Despite protests from local residents on the “form of modern folly”, An Bord Pleanála paired with Dún Laoghaire-Rathdown County Council to grant planning permission for the expansion of our campus, all under UCD’s guise of having the ambition to create “a more welcoming and engaging entrance at the primary entry point to the campus while facilitating the growth and improvement of educational facilities”. The true purity of this statement is yet to be verified as the residents neighbouring the campus condemn what is doomed to be an “eye-sore” and students debate the possibility of a prettier entrance helping them get to their morning class with an added pep to their steps. And yet I suppose we can hope to get to our classes earlier with the new and improved entrance, although we can thank the clearing of obstruction – apologies – construction for that.

What’s more, our ever esteemed university is quoted to believe that the result of such bashing and building enhances and even ameliorates “an underwhelming and substandard section of the campus” in addition to encouraging a necessary connection between the local community and campus. Once again, this statement is yet to be tested as tension still lingers between local residents and university management. 

But how do students truly feel about the matter? That is, the students who haven’t just resolved to press on and power through instead of seething with rage every time their bus almost flings them through the window while driving through the treacherous bus lanes of the upheaval. 

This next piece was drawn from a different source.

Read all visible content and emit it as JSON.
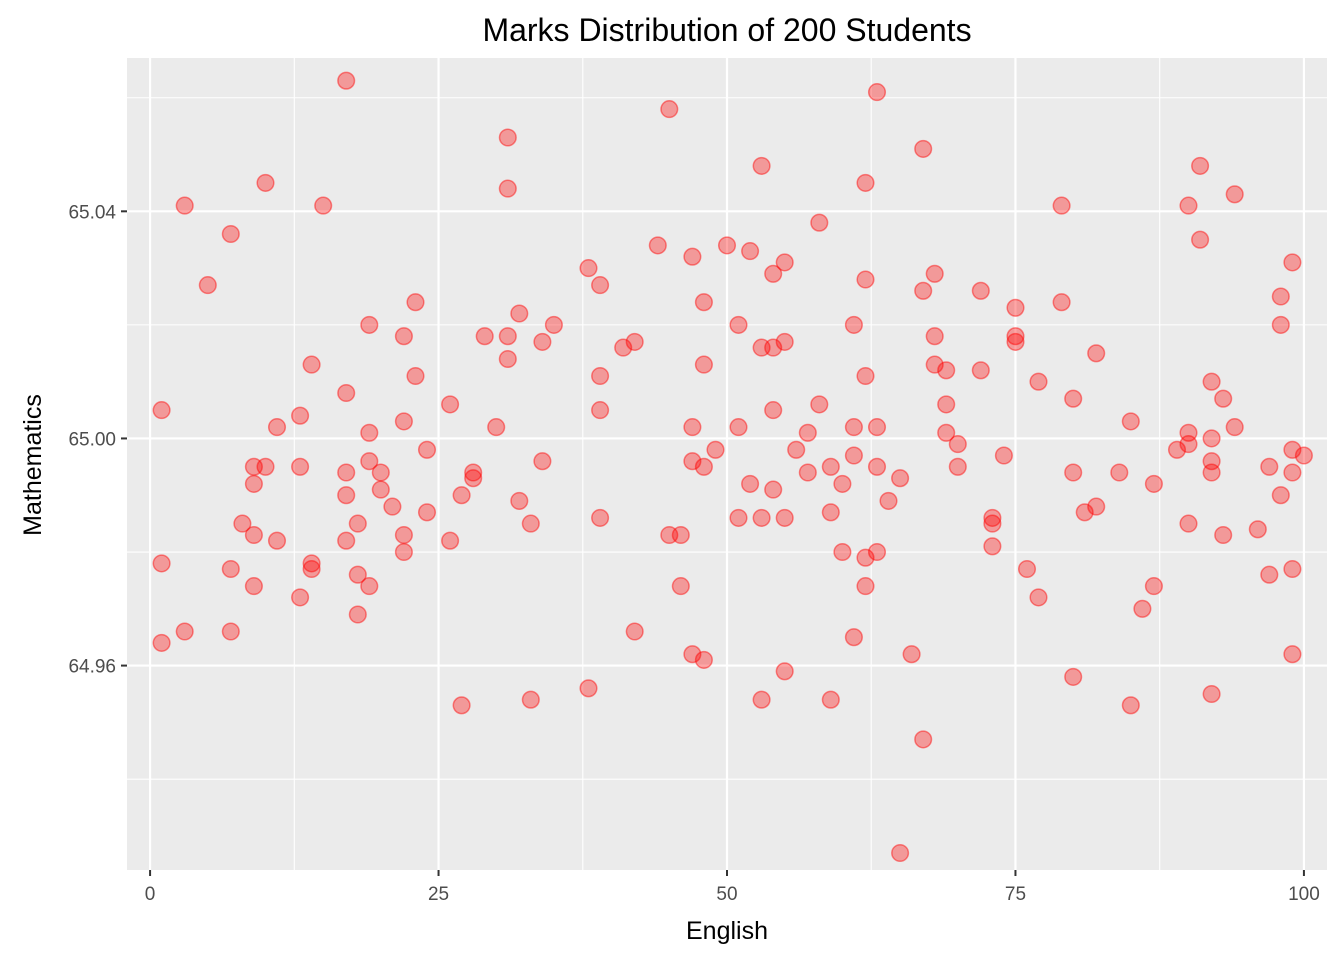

Some indeed are quite angry (to put it politely) at the inconvenience of it all, and its seeming frivolity. And others are actually quite saddened by the ordeal. It portrays a side to UCD that is hypocritical to its acclaimed ‘global university status, and indeed, everything it seems to stand for. For a campus that is “striving” towards being environmentally friendly and doing its bit, the heavy smog of construction seemed to be embraced a tad too quickly. For a university that aims to be inclusive and fair, the superficial and quite frankly flippant expenditure is espoused too readily, when funds could be allocated to bettering more necessary faculties and causes. In fact, all this ‘innovation’ seems to be advertising is the booming capitalism that is so weaved into the hierarchies of the university’s management. Management with the ideals of bettering the façade of the university, its ego; rather than establishing and nurturing a solid foundation that evokes the ideals it claims to embody.